Auch Kinder unter Verletzten
Israel machte die im Gazastreifen herrschende Hamas am Montag verantwortlich für den Angriff, bei dem auch kleine Kinder verletzt wurden. Die Armee werde weitere Truppen in die Nähe des Palästinensergebiets am Mittelmeer verlegen, kündigte eine israelische Militärsprecherin an.
Israels Regierungschef
Eine aus Rafah im südlichen Gazastreifen abgefeuerte Rakete habe das Haus in der Gemeinschaftssiedlung Mischmeret direkt getroffen, sagte die Armeesprecherin am Montag. Nach Angaben von Sanitätern wurden sieben Menschen verletzt. Darunter waren auch drei Kinder - ein Baby, ein dreijähriges Kleinkind und eine Zwölfjährige. Das Gebäude wurde bei dem Einschlag weitgehend zerstört.

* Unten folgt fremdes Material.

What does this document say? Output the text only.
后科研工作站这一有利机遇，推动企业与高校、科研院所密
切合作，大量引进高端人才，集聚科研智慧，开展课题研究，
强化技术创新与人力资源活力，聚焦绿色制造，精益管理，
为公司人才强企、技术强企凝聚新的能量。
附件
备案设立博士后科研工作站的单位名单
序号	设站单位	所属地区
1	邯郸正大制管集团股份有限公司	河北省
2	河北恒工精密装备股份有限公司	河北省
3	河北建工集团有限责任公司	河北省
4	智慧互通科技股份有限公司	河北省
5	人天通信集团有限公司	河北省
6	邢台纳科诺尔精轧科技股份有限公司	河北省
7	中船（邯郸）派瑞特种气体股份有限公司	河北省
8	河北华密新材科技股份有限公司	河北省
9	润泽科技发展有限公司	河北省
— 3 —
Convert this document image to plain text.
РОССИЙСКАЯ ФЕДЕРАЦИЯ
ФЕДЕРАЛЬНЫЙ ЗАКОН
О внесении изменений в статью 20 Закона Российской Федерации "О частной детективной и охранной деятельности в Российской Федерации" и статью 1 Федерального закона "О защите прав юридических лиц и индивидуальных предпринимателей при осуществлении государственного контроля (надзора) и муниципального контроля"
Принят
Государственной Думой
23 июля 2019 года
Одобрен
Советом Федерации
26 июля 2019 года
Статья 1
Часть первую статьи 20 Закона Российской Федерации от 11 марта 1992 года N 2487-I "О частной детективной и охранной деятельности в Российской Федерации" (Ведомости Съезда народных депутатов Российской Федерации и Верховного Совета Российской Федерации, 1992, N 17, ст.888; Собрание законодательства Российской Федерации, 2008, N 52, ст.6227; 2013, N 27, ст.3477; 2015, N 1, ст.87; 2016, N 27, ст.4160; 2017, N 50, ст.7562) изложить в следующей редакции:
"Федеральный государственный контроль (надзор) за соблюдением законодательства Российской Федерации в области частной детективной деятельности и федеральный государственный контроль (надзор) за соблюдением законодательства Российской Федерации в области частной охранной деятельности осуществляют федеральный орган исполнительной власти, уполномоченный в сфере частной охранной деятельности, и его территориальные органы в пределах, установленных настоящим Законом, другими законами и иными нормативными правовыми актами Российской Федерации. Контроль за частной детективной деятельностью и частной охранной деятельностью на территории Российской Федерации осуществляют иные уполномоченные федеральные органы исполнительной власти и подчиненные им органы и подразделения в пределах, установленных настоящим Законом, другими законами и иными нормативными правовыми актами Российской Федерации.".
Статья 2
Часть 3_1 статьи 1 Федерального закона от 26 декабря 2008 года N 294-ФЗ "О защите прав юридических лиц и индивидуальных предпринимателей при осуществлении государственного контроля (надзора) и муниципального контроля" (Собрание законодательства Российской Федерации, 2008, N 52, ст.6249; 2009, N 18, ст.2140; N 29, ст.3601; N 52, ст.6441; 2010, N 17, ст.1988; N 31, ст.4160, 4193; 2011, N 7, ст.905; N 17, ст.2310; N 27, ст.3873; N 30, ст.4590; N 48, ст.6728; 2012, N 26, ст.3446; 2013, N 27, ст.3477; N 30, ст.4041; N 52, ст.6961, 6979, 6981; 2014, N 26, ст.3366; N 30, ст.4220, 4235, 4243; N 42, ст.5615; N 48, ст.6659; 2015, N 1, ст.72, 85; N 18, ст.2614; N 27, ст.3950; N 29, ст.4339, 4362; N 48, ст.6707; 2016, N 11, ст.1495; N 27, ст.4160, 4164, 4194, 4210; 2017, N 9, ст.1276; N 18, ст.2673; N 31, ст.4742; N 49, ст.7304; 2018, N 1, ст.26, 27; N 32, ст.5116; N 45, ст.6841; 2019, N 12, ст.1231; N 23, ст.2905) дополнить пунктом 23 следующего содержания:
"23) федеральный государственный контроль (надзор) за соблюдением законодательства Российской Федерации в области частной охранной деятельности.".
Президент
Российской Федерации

Die Bundesregierung verurteilte den Angriff aufs Schärfste. "Angesichts der aktuellen Eskalation ist es essenziell, dass nun von allen Zurückhaltung geübt wird und die Gewalt endet", sagte ein Sprecher des Auswärtigen Amts.
Der Familienvater erzählte dem israelischen Fernsehen, die Familie sei nach dem Heulen der Alarmsirenen in einen Luftschutzraum gerannt. Nicht alle hätten es jedoch bis zum Einschlag geschafft. "Wir stehen alle unter Schock."
Politiker des rechten Lagers und der Opposition kritisierten, Netanjahu gehe nicht hart genug gegen die Hamas vor. Israels Energieminister Juval Steinitz, Mitglied von Netanjahus Sicherheitskabinett, sagte der Nachrichtenseite "ynet": "Es kann sein, dass die Hamas die Rakete absichtlich geschossen hat, um Regierungschef Netanjahu vor den Wahlen blosszustellen."
Die Partei Die Neue Rechte warf Netanjahu nach dem Raketenangriff eine Beschwichtigungspolitik im Gaza-Konflikt vor: "Man muss ehrlich sagen: Netanjahu ist gegenüber der Hamas gescheitert."
Dabei hatte Netanjahu vor dem Treffen mit Trump gerade einen aussenpolitischen Erfolg verzeichnen können. Der US-Präsident hatte am Donnerstag angekündigt, die Golanhöhen als israelisches Staatsgebiet anzuerkennen. Es wurde damit gerechnet, dass er am Montag ein entsprechendes Dekret unterschreiben könnte. Trumps Vorstoss wurde in Israel als Trumps "Wahlgeschenk" an Netanjahu gesehen.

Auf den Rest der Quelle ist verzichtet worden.